Monsieur le président, madame, monsieur les ministres, mes chers collègues, en 2004-2005, Jean Baubérot, spécialiste de la laïcité, rédigeait une déclaration universelle sur la laïcité au XXIe siècle, dans laquelle il énonçait trois principes fondamentaux : la liberté de conscience comme liberté publique, l’autonomie de l’État et des institutions publiques à l’égard de toute religion et conviction, l’égalité dans l’exercice des droits. Il définissait la laïcité comme « l’harmonisation » de ces trois principes.

Il écrivait : « Après avoir raconté la séparation des Églises et de l’État d’une manière uniquement conflictuelle, le discours social dominant effectue un virage à cent quatre-vingts degrés lors du centenaire de la loi en 2005. On insiste maintenant sur son irénisme ». De la promulgation d’une loi visant à soustraire l’État à toute ingérence du pouvoir des Églises et à permettre un vivre ensemble respectueux de la religion de l’autre, on est passé au culte d’un concept susceptible de régler tous les problèmes de la République et de rassembler tous les déçus de ses valeurs.
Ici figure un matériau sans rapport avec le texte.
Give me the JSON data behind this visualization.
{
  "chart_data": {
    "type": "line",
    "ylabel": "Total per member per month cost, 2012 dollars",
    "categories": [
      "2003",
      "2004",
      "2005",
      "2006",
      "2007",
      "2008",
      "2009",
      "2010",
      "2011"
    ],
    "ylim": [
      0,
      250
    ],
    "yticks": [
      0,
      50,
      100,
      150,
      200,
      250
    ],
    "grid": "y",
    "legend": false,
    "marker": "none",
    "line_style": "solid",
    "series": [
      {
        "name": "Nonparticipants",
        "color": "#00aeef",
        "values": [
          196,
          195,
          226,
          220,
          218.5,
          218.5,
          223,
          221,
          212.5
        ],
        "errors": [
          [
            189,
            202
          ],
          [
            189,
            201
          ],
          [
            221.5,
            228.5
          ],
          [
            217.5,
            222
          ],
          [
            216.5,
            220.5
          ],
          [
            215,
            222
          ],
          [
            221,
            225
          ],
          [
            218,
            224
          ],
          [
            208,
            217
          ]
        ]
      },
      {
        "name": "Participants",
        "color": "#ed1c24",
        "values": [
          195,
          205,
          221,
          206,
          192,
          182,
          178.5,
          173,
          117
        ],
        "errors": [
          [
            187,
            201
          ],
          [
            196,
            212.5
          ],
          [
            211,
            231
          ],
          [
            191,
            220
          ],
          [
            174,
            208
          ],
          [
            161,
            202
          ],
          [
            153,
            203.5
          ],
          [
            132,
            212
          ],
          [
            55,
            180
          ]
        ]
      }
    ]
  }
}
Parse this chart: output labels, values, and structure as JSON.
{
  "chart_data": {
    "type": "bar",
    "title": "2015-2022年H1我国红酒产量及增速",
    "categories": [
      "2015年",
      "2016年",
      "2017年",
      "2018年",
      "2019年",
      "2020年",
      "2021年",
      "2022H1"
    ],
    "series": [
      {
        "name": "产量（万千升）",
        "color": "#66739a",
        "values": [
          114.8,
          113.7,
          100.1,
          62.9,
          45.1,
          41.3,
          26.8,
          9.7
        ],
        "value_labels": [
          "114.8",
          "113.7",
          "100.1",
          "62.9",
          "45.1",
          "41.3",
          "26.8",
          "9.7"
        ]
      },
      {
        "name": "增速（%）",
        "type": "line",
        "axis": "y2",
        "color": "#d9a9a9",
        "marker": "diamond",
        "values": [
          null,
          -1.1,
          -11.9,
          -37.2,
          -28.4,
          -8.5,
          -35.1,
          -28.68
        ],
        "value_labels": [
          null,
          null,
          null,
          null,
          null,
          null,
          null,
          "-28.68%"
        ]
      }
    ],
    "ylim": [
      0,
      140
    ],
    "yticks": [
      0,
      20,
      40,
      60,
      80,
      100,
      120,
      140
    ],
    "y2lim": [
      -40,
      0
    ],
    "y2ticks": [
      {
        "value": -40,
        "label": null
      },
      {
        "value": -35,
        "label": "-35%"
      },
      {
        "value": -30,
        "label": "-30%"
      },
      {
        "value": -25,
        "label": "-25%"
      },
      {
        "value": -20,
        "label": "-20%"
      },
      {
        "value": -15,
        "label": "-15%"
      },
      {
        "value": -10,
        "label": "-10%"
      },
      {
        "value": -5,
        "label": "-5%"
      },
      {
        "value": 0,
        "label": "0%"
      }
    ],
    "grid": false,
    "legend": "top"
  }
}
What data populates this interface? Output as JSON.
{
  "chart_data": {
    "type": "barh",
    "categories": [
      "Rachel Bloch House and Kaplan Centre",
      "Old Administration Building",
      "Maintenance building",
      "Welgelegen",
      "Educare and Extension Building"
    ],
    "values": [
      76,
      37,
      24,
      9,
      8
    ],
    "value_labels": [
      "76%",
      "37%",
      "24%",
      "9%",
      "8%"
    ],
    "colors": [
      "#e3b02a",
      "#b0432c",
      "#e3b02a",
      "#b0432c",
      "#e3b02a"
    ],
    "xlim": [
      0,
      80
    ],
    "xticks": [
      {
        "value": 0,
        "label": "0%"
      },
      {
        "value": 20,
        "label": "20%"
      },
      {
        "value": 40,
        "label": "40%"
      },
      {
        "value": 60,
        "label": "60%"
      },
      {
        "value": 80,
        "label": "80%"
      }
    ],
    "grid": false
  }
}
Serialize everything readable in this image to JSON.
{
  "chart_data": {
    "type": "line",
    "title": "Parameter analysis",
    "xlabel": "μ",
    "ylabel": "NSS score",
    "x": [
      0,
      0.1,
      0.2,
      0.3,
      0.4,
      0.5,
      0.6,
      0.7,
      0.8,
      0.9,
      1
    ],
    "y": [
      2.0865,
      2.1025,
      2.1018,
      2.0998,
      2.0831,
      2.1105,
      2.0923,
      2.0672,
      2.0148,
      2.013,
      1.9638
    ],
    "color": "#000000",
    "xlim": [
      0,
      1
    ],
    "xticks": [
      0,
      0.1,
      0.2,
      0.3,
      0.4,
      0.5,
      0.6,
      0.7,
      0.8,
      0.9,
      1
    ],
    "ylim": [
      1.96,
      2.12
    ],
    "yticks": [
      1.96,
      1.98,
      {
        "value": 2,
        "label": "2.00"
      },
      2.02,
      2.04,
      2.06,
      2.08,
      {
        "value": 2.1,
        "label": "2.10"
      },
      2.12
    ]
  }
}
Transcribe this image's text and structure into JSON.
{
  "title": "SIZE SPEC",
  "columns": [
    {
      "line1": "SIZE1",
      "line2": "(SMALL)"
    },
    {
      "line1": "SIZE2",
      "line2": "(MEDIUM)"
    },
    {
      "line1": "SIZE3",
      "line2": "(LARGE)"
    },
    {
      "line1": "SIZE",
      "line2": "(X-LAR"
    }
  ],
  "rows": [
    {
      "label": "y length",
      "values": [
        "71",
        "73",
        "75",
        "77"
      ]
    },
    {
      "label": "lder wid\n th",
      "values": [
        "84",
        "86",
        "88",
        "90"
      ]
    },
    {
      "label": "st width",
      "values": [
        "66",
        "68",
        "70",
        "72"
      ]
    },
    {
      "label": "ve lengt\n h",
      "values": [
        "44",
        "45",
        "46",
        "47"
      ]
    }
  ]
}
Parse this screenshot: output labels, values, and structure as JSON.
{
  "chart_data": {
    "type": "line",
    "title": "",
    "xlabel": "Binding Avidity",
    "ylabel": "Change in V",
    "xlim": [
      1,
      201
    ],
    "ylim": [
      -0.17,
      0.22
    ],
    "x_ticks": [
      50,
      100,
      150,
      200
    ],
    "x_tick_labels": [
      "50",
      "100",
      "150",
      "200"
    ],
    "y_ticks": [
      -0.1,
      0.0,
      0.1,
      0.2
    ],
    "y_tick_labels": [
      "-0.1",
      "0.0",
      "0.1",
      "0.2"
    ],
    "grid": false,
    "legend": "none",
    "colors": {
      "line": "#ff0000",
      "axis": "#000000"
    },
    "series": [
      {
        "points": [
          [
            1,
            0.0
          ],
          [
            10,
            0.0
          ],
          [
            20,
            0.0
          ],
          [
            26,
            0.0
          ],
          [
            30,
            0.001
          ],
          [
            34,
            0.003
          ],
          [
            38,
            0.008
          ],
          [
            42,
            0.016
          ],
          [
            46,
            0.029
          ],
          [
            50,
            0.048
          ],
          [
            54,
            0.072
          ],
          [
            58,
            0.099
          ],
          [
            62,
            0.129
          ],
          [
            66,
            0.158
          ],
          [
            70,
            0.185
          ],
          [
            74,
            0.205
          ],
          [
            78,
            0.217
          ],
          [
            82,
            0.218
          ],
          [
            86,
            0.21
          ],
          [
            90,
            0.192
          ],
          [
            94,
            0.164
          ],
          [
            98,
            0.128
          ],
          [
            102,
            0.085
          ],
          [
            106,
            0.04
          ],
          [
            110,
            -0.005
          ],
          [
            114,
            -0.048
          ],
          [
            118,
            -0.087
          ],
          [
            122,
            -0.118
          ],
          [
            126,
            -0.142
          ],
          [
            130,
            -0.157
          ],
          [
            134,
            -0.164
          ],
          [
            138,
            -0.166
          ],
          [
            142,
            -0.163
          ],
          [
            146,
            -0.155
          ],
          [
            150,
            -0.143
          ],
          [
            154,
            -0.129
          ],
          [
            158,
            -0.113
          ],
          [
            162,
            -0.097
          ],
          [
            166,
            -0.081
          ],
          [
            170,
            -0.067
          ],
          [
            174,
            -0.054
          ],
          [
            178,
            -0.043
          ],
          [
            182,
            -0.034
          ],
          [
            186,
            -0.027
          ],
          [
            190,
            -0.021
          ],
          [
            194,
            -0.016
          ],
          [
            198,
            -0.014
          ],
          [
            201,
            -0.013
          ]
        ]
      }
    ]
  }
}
Une forme d’« intégrisme » laïc s’est trouvée ainsi relayée par une certaine vulgate républicaine, qui cherche à enfermer la France dans un schéma binaire opposant ses partisans érigés en bons Français et les autres, au premier desquels les musulmans, stigmatisés comme a priori rétifs à cette nouvelle religion qu’est devenue la laïcité pour d’aucuns. La machine à exclure est en marche ! Or la laïcité devrait être l’inclusion.

Au-delà de la neutralité, impérative, des services publics, on en est venu à exiger cette neutralité dans l’espace public lui-même, voire lors de l’exercice de certaines missions de service public pourtant assurées par le secteur privé, ou simplement des « nounous » de nos enfants.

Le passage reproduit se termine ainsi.